Jyutping romanization: Parsing and conversion

Among the most common tasks in handling Cantonese corpus data are those that involve the processing of Jyutping romanization, e.g., searching for words by a particular Jyutping element (an onset, a tone, or something else). It is necessary, therefore, to parse a string of Jyutping romanization into its phonological components. Moreover, several other Cantonese romanization schemes are actively used alongside Jyutping. PyCantonese provides tools for converting Jyutping to some of these romanization systems.

Warning

If you are running a script on Windows, be sure to put all your code under the scope of if __name__ == '__main__':. (PyCantonese uses the multiprocessing module to read data files.)

Parsing Jyutping strings

The function parse_jyutping() parses a string of Jyutping romanization and returns a list of tuples; the string may contain romanization for multiple Chinese characters. The parsed romanization for a character is a 4-tuple: (onset, nucleus, coda, tone):

>>> import pycantonese as pc
>>> pc.parse_jyutping('hou2')  # 好
[('h', 'o', 'u', '2')]
>>> pc.parse_jyutping('gwong2dung1waa2')  # 廣東話
[('gw', 'o', 'ng', '2'), ('d', 'u', 'ng', '1'), ('w', 'aa', '', '2')]
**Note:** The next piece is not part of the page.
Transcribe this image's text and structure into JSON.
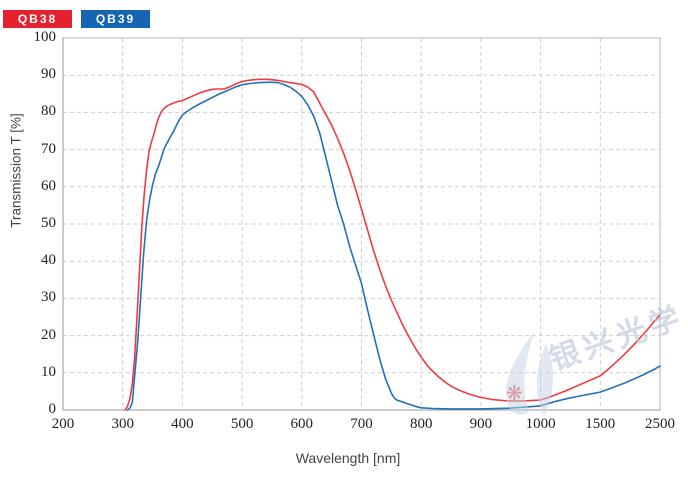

Syllabic nasals are treated as nuclei:

>>> import pycantonese as pc
>>> pc.jyutping('m4goi1')  # 唔該
[('', 'm', '', '4'), ('g', 'o', 'i', '1')]

The function jyutping() is able to detect invalid Jyutping romanization:

>>> import pycantonese as pc
>>> pc.parse_jyutping('hou7')
Traceback (most recent call last):
  File "<stdin>", line 1, in <module>
  File "/usr/local/lib/python3.4/dist-packages/pycantonese/jyutping.py", line 197, in parse_jyutping
    raise ValueError('tone error -- ' + repr(jp))
ValueError: tone error -- 'hou7'

Jyutping-to-Yale conversion

The Yale romanization is still a commonly used system, particularly in numerous dictionaries and Cantonese language teaching resources. PyCantonese provides the jyutping2yale() function which reads a valid Jyutping string and returns the Yale equivalent:

>>> import pycantonese as pc
>>> pc.jyutping2yale('m4goi1')
'm̀hgōi'
>>> pc.jyutping2yale('gwong2dung1waa2')
'gwóngdūngwá'

In cases of potential ambiguity where a consonant letter could be part of the syllable on the left or the right, the quote ' is used as a separator:

>>> pc.jyutping2yale('hei3hau6')  # 氣候; Yale "h" in 2nd syllable onset w/o separator would be ambiguous
"hei'hauh"

jyutping2yale() has the optional parameter as_list for returning a list of Yale strings instead:

>>> pc.jyutping2yale('gwong2dung1waa2', as_list=True)
['gwóng', 'dūng', 'wá']

Jyutping-to-TIPA conversion

PyCantonese also offers the jyutping2tipa() function for the LaTeX TIPA users:

>>> import pycantonese as pc
>>> pc.jyutping2tipa('m4goi1')
['\\s{m}21', 'kOY55']
>>> pc.jyutping2tipa('gwong2dung1waa2')
['k\\super w ON25', 'tUN55', 'wa25']

Currently, tones are output as Chao tone letters (= the numbers from 1 to 5) directly suffixed to the individual syllable string. (This may change in a future release if this behavior proves to be inconvenient.)